You're receiving a ticketing application built by a previous developer. The app is functional but has bugs — some obvious, some subtle. You're also receiving a product brief with stakeholder input that contains contradictions, and a component (REVIEW_ME.tsx) to review.
Your job is to demonstrate engineering judgment: find and fix bugs systematically, evaluate code critically, and make defensible product decisions when requirements conflict.
You are expected to use whatever tools you normally use, including AI coding assistants. How you direct and evaluate automated work is part of what we're assessing.
Tier 1 is the minimum. Higher tiers earn additional consideration in our evaluation.
Sufficient to pass.
- Fix the 3 most critical bugs you find in the application
- Submit a written review of
src/REVIEW_ME.tsxwith severity ratings - Submit a decision document resolving the contradictions in
BRIEF.md - Screen recording of your working session (5 minutes max)
Everything in Tier 1, plus:
- Implement one new feature of your choice that demonstrates agent-directed development
- Screen recording of your working session (10 minutes max)
Everything in Tier 2, plus:
- Write a short technical plan for extracting this app into a shared package with a real GraphQL backend
- Extend the fake API with a new capability and demonstrate it
- Screen recording of your working session (15 minutes max)
| File | What to include |
|---|---|
BUGS.md |
Bugs found with: root cause explanation, reproduction steps, your fix, and before/after test cases |
REVIEW.md |
Written review of REVIEW_ME.tsx with severity ratings for each issue found |
DECISIONS.md |
How you resolve each contradiction in BRIEF.md, with reasoning |
| Code changes | Committed to this repo |
| Screen recording | Required for all tiers. Show your working process — how you find bugs, how you use tools, how you make decisions. This is not a demo; it's a window into how you work. |
We evaluate your submission across these dimensions:
| Dimension | Weight | What we look for |
|---|---|---|
| Bug diagnosis quality | 25% | Root cause accuracy, systematic approach, reproduction steps |
| Code review depth | 20% | Finding real issues, severity calibration, actionable feedback |
| Decision document | 20% | Noticed contradictions, defensible tradeoffs, clear reasoning |
| Implementation quality | 15% | Correctness, edge case handling, clean code |
| Test quality | 10% | Tests cover actual risk areas, not just happy paths |
| Communication | 10% | Tradeoff clarity, self-assessment honesty, writing quality |
npm install
npm run dev # Start the dev server
npm test # Run the test suite
npm run build # Type-check and buildThe app runs at http://localhost:5173. The fake API has randomized latency (150–1100ms) and an 8% failure rate to simulate real-world conditions.
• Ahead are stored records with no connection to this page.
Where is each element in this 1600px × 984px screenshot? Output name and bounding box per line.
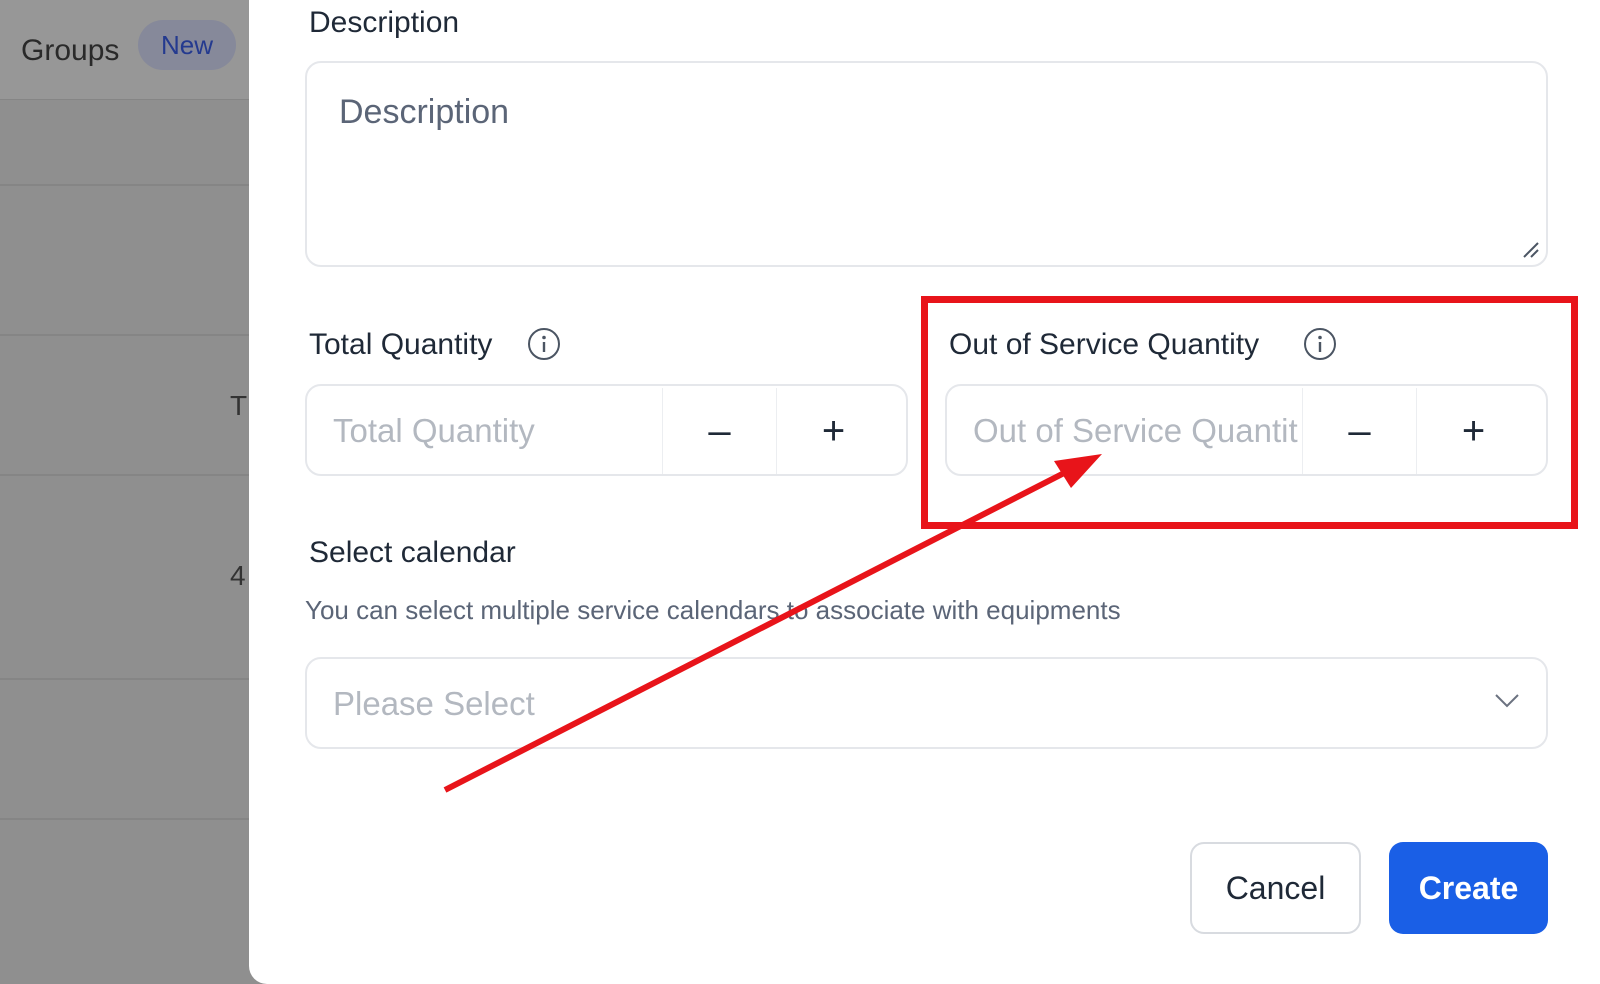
background-divider [0,818,260,820]
resize-handle-icon[interactable] [1520,239,1540,259]
chevron-down-icon [1495,694,1519,708]
background-text-fragment: 4 [230,560,246,591]
total-quantity-placeholder: Total Quantity [333,412,535,449]
background-divider [0,678,260,680]
background-text-fragment: T [230,390,248,421]
background-header: Groups New [0,0,260,100]
background-divider [0,184,260,186]
new-badge: New [138,20,236,70]
total-quantity-decrement-button[interactable]: – [662,388,776,474]
description-placeholder: Description [339,93,510,131]
total-quantity-label: Total Quantity [309,328,493,361]
background-title: Groups [21,34,120,67]
select-calendar-helper: You can select multiple service calendar… [305,595,1121,625]
background-divider [0,474,260,476]
background-page: Groups New T 4 [0,0,260,984]
create-button[interactable]: Create [1389,842,1548,934]
total-quantity-stepper[interactable]: Total Quantity – + [305,384,908,476]
annotation-highlight-box [921,296,1578,529]
info-icon[interactable] [527,327,561,361]
calendar-select[interactable]: Please Select [305,657,1548,749]
description-textarea[interactable]: Description [305,61,1548,267]
description-label: Description [309,6,460,39]
select-calendar-label: Select calendar [309,536,516,569]
background-divider [0,334,260,336]
total-quantity-increment-button[interactable]: + [776,388,890,474]
cancel-button[interactable]: Cancel [1190,842,1361,934]
calendar-select-placeholder: Please Select [333,685,535,722]
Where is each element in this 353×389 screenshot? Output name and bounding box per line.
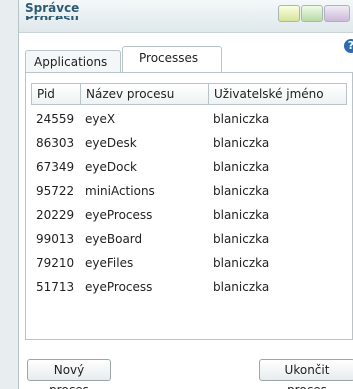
minimize-button[interactable]: [278, 5, 300, 22]
window-title: Správce: [25, 1, 80, 15]
cell-username: blaniczka: [213, 136, 270, 150]
table-row[interactable]: 79210 eyeFiles blaniczka: [31, 251, 347, 275]
table-header: Pid Název procesu Uživatelské jméno: [31, 83, 347, 105]
table-row[interactable]: 51713 eyeProcess blaniczka: [31, 275, 347, 299]
cell-username: blaniczka: [213, 184, 270, 198]
cell-process-name: eyeProcess: [85, 280, 153, 294]
cell-pid: 79210: [36, 256, 75, 270]
cell-pid: 95722: [36, 184, 75, 198]
cell-username: blaniczka: [213, 160, 270, 174]
table-row[interactable]: 20229 eyeProcess blaniczka: [31, 203, 347, 227]
cell-process-name: eyeFiles: [85, 256, 134, 270]
cell-process-name: eyeDock: [85, 160, 137, 174]
cell-process-name: eyeDesk: [85, 136, 137, 150]
cell-username: blaniczka: [213, 232, 270, 246]
table-row[interactable]: 86303 eyeDesk blaniczka: [31, 131, 347, 155]
cell-username: blaniczka: [213, 112, 270, 126]
cell-pid: 86303: [36, 136, 75, 150]
table-row[interactable]: 24559 eyeX blaniczka: [31, 107, 347, 131]
column-header-process-name[interactable]: Název procesu: [81, 84, 209, 104]
table-row[interactable]: 67349 eyeDock blaniczka: [31, 155, 347, 179]
tab-applications[interactable]: Applications: [25, 50, 121, 72]
cell-pid: 20229: [36, 208, 75, 222]
maximize-button[interactable]: [301, 5, 323, 22]
cell-process-name: miniActions: [85, 184, 155, 198]
close-button[interactable]: [324, 5, 350, 22]
table-row[interactable]: 99013 eyeBoard blaniczka: [31, 227, 347, 251]
column-header-username[interactable]: Uživatelské jméno: [209, 84, 346, 104]
cell-pid: 24559: [36, 112, 75, 126]
column-header-pid[interactable]: Pid: [32, 84, 81, 104]
end-process-button[interactable]: Ukončit proces: [259, 359, 353, 389]
cell-username: blaniczka: [213, 208, 270, 222]
cell-pid: 51713: [36, 280, 75, 294]
cell-pid: 99013: [36, 232, 75, 246]
table-row[interactable]: 95722 miniActions blaniczka: [31, 179, 347, 203]
cell-username: blaniczka: [213, 280, 270, 294]
processes-panel: Pid Název procesu Uživatelské jméno 2455…: [25, 72, 353, 340]
title-bar[interactable]: Správce Procesů: [19, 0, 353, 33]
cell-username: blaniczka: [213, 256, 270, 270]
tab-processes[interactable]: Processes: [122, 46, 222, 72]
task-manager-window: Správce Procesů ? Applications Processes…: [18, 0, 353, 389]
cell-process-name: eyeBoard: [85, 232, 143, 246]
tab-bar: Applications Processes: [25, 46, 353, 72]
cell-process-name: eyeX: [85, 112, 116, 126]
process-list: 24559 eyeX blaniczka 86303 eyeDesk blani…: [31, 107, 347, 299]
window-title-overflow: Procesů: [25, 16, 85, 20]
cell-pid: 67349: [36, 160, 75, 174]
new-process-button[interactable]: Nový proces: [27, 359, 111, 389]
cell-process-name: eyeProcess: [85, 208, 153, 222]
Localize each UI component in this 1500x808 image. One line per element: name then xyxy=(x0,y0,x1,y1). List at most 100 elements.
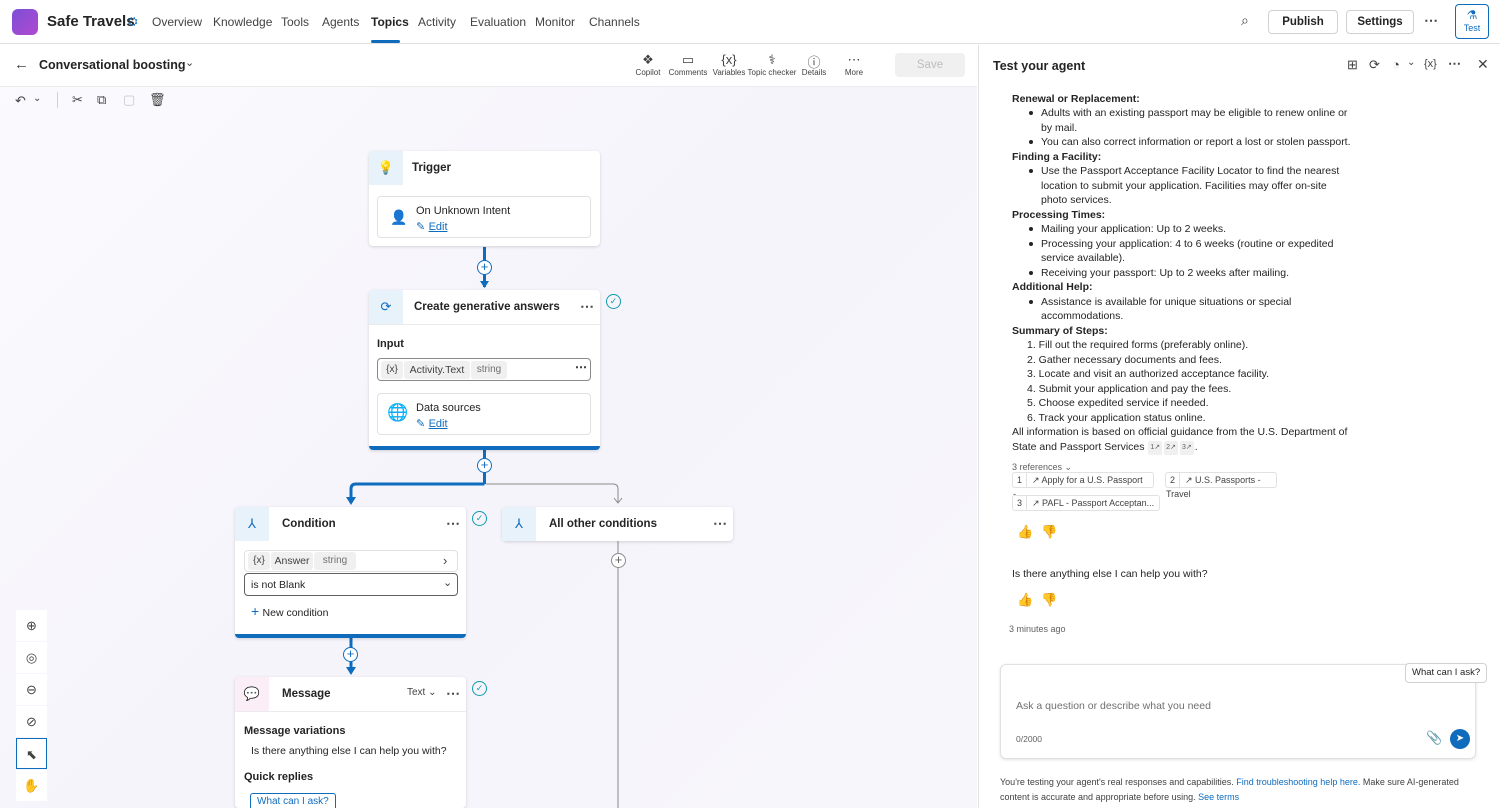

Data is stored in memory and resets on page refresh.
src/— The application source code (React + TypeScript)src/REVIEW_ME.tsx— A standalone component for your code review exercise (not wired into the app)BRIEF.md— Product brief with stakeholder notessrc/lib/fakeApi.ts— The fake API with configurable delay, failure rate, and AbortSignal supportsrc/lib/types.ts— TypeScript type definitions
- There is no time limit. The scope tiers replace time-boxing.
- The screen recording is how we see your process. Don't rehearse it — just work naturally and narrate your thinking.
- If you find more bugs than the 3 required for Tier 1, document them. Finding more is a positive signal, but fixing fewer bugs well is better than fixing many bugs poorly.
- The fake API resets on page refresh. This is by design, not a bug.